30 years ago, Sebastian nearly went to jail for taking fire extinguisher to Tallahassee
Deputies thwart Miami mascot's plan to spoil Florida State's pregame tradition
PEMBROKE PARK, Fla. – The year was 1989.
No. 9 Florida State was hosting undefeated and second-ranked Miami, one year after the Seminoles had been shellacked 31-0 in the last meeting at the Orange Bowl.
The Seminoles were already out of the national championship picture after an 0-2 start to the season, but there was something different about this rivalry game.
On paper, Miami was the better team. The Hurricanes had won 13 consecutive games dating to the 1988 season and entered the game as the nation's top-ranked total defense.
But the better team doesn't always win -- as was the case the evening of Oct. 28 in front of a sellout crowd at Doak S. Campbell Stadium.
The Seminoles never trailed, ahead 7-0 after less than a minute and leading 14-10 at halftime en route to a second-half shutout and 24-10 victory.
While the outcome is likely memorable to Florida State fans and forgettable to Miami fans, it's what happened in the moments before the game kicked off that cemented the legacy of Sebastian the Ibis, the Hurricanes' mascot.
John Routh happened to be disguised in the anthropomorphic bird costume when he walked onto the playing field pregame, wearing a fireman's helmet and yellow raincoat while holding a fire extinguisher.
The tradition of Chief Osceola planting a burning spear at midfield while riding his Appaloosa horse, Renegade, has been revered by Seminoles since its inception in 1978. So, naturally, the thought of the mascot of one of Florida State's biggest rivals spoiling the show seemed almost criminal. At least that's what a couple of Leon County sheriff's deputies thought when they spotted Routh and converged on him.

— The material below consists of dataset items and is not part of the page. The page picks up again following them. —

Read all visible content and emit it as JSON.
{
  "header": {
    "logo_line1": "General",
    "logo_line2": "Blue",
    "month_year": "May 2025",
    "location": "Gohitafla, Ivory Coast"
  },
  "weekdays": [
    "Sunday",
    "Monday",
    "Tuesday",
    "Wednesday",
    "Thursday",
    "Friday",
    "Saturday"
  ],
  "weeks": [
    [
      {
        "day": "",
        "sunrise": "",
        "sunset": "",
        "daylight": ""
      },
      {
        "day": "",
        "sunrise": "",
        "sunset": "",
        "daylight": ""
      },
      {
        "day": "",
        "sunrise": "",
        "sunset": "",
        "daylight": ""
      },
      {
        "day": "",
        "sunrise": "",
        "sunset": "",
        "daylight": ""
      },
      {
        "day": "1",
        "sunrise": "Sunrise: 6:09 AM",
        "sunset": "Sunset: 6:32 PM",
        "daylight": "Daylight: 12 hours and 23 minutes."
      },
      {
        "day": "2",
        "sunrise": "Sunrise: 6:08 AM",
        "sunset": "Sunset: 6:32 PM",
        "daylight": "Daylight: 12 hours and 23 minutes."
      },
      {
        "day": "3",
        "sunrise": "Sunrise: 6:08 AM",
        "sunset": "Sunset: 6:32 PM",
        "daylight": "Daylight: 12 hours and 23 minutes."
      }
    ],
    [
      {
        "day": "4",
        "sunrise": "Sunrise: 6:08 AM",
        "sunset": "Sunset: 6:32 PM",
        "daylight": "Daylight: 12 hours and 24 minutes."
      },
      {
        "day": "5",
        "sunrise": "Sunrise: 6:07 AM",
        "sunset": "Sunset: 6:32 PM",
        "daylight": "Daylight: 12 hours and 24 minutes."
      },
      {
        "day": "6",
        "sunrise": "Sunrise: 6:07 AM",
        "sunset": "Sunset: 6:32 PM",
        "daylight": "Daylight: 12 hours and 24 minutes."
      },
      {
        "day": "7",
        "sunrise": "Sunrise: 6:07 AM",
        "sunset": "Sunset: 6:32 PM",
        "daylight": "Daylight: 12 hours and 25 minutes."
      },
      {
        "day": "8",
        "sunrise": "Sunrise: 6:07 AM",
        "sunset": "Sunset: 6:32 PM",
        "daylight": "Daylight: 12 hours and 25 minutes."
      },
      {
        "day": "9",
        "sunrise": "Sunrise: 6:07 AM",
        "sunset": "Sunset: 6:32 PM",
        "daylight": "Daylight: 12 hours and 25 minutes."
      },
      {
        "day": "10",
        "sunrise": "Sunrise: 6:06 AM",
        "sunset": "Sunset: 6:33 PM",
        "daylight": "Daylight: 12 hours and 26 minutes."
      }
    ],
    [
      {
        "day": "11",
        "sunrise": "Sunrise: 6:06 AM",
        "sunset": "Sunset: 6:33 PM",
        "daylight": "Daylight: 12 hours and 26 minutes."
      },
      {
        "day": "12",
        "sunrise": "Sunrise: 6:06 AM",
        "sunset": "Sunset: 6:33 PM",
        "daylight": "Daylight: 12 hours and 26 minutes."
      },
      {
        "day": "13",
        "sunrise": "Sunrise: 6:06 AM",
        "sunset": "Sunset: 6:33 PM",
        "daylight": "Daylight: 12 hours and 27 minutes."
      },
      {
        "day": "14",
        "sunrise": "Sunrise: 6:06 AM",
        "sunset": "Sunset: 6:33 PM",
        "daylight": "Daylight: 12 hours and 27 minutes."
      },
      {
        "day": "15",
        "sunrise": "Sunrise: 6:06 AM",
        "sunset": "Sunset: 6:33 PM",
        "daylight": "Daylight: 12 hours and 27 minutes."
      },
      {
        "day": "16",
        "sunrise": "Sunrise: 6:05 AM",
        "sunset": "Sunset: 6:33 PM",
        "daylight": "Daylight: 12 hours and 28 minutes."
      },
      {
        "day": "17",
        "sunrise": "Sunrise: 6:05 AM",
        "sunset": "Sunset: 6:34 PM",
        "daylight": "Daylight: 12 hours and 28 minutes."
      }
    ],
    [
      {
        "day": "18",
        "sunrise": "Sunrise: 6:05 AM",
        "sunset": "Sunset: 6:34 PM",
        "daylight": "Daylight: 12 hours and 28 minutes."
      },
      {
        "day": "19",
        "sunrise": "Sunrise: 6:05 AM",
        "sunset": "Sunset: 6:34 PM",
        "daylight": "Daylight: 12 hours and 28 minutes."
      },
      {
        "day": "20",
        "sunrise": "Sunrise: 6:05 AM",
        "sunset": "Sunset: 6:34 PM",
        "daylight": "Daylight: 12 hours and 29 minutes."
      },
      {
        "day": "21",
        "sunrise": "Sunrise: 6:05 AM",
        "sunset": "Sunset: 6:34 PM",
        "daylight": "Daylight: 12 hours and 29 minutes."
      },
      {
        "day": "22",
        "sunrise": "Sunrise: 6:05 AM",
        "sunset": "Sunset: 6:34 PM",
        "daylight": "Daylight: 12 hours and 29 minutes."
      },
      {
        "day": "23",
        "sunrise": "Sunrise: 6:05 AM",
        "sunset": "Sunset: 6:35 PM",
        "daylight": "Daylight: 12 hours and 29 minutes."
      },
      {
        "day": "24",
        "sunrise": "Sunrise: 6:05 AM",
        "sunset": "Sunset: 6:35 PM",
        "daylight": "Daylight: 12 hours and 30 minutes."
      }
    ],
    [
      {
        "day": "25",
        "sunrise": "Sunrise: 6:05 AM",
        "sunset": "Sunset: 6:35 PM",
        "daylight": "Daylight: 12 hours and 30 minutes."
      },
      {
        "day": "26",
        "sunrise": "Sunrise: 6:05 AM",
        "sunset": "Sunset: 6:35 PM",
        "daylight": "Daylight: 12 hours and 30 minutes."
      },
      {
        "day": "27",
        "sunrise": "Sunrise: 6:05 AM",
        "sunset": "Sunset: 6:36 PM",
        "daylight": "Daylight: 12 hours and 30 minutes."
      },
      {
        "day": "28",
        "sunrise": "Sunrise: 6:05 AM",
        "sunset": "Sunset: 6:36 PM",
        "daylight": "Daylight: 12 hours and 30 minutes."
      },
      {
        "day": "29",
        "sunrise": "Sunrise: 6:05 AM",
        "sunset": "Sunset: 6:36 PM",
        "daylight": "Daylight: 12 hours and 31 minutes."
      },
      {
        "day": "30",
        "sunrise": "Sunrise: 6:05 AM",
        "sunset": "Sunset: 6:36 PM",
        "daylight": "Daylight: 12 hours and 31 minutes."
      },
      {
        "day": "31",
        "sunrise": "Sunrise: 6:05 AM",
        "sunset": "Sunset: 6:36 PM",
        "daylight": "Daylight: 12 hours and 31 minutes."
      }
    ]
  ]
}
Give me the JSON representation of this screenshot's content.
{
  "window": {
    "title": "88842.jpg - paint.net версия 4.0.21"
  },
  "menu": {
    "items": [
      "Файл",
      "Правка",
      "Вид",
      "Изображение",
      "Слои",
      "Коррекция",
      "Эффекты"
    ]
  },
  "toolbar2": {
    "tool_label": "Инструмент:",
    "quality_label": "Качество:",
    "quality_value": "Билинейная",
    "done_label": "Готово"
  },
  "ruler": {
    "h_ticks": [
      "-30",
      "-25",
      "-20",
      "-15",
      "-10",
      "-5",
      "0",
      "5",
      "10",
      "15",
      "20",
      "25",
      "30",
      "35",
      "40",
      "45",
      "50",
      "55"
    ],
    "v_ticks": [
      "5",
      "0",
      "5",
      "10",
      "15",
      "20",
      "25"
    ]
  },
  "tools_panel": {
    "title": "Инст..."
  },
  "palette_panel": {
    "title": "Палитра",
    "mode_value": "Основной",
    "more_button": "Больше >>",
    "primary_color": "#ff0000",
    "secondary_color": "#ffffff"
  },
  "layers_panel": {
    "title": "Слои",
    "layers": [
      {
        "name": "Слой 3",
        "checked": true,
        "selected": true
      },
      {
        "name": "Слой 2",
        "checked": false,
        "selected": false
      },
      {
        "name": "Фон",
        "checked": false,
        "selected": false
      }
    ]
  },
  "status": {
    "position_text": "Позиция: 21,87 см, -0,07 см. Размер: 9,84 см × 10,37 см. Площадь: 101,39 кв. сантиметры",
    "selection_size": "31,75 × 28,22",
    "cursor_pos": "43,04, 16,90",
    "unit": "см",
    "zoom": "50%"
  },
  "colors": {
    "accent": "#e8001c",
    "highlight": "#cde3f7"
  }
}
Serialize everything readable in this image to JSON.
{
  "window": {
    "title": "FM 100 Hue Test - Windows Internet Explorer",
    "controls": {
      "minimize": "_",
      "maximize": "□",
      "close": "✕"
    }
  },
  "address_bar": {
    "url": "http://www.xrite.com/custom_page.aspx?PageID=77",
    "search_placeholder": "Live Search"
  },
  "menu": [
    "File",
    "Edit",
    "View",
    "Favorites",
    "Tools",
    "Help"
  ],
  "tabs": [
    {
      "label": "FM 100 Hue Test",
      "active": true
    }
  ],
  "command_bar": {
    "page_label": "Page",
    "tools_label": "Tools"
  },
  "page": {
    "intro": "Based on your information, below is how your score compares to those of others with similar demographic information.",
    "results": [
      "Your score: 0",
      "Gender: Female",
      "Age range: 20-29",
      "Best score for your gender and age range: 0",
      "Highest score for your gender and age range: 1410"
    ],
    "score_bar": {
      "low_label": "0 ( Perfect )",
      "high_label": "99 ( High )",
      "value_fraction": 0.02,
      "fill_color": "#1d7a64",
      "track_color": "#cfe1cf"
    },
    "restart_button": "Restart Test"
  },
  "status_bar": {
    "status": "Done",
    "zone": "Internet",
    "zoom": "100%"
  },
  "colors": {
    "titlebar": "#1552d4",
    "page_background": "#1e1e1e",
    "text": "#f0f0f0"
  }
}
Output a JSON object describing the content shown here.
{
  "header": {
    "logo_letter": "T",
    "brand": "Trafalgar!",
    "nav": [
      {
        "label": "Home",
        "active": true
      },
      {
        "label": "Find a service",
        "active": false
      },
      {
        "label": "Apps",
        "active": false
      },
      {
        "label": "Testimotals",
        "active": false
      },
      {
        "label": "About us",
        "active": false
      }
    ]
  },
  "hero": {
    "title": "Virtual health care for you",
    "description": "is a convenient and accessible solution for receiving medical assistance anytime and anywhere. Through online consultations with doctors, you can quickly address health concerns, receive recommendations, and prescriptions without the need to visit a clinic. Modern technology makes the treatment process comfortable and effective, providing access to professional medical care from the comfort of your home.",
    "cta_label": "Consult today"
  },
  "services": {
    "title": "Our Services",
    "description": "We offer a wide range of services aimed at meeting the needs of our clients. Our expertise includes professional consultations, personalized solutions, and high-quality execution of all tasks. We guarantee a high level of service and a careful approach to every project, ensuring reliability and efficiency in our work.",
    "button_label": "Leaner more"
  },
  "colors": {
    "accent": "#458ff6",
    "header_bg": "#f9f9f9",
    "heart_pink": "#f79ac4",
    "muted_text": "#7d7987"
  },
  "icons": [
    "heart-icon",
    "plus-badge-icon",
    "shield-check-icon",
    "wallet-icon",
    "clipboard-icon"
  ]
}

By Routh's account, he accidentally squeezed the handle of the fire extinguisher during the scuffle, dousing one of the deputies. The next thing he knew, the deputies pressed him against a chain-link fence.
"I thought I was going to jail," Routh told ESPN.com.
Joe Rimkus Jr., a Miami Herald photographer there to cover the game, snapped the now-iconic black-and-white picture of the deputies taking Ibis to the fence.
Miami athletic director Sam Jankovich, who died Wednesday at the age of 84, sent then-FSU President Bernie Sliger a letter after the game asking what Sliger planned to do about the deputies "assaulting our mascot."
"While I regret that you feel that security officials responded inappropriately to your actions, I hope that you will recognize that their paramount concern, and mine, is public safety," Sliger replied. "I think you can imagine the reaction of our team and fans if it was perceived that you had intentionally caused the injury to their beloved mascot or to innocent bystanders on the field."
In the end, Routh narrowly avoided arrest and the Hurricanes, propelled by a victory over No. 1 Notre Dame, would go on to win their third of five national championships and third since 1983. The loss to Florida State was Miami's lone blemish of the season.
When the Hurricanes return to Tallahassee this weekend, the circumstances will be much different than what was at stake in 1989. Both teams are .500 and struggling just to become bowl eligible. The winner of this game won't be playing for any national titles. Neither will the loser. But the game is just as important for fans of both teams as it was 30 years ago.
The atmosphere will likely be reminiscent of that night in October three decades ago, and chances are, Sebastian won't be on the field for it.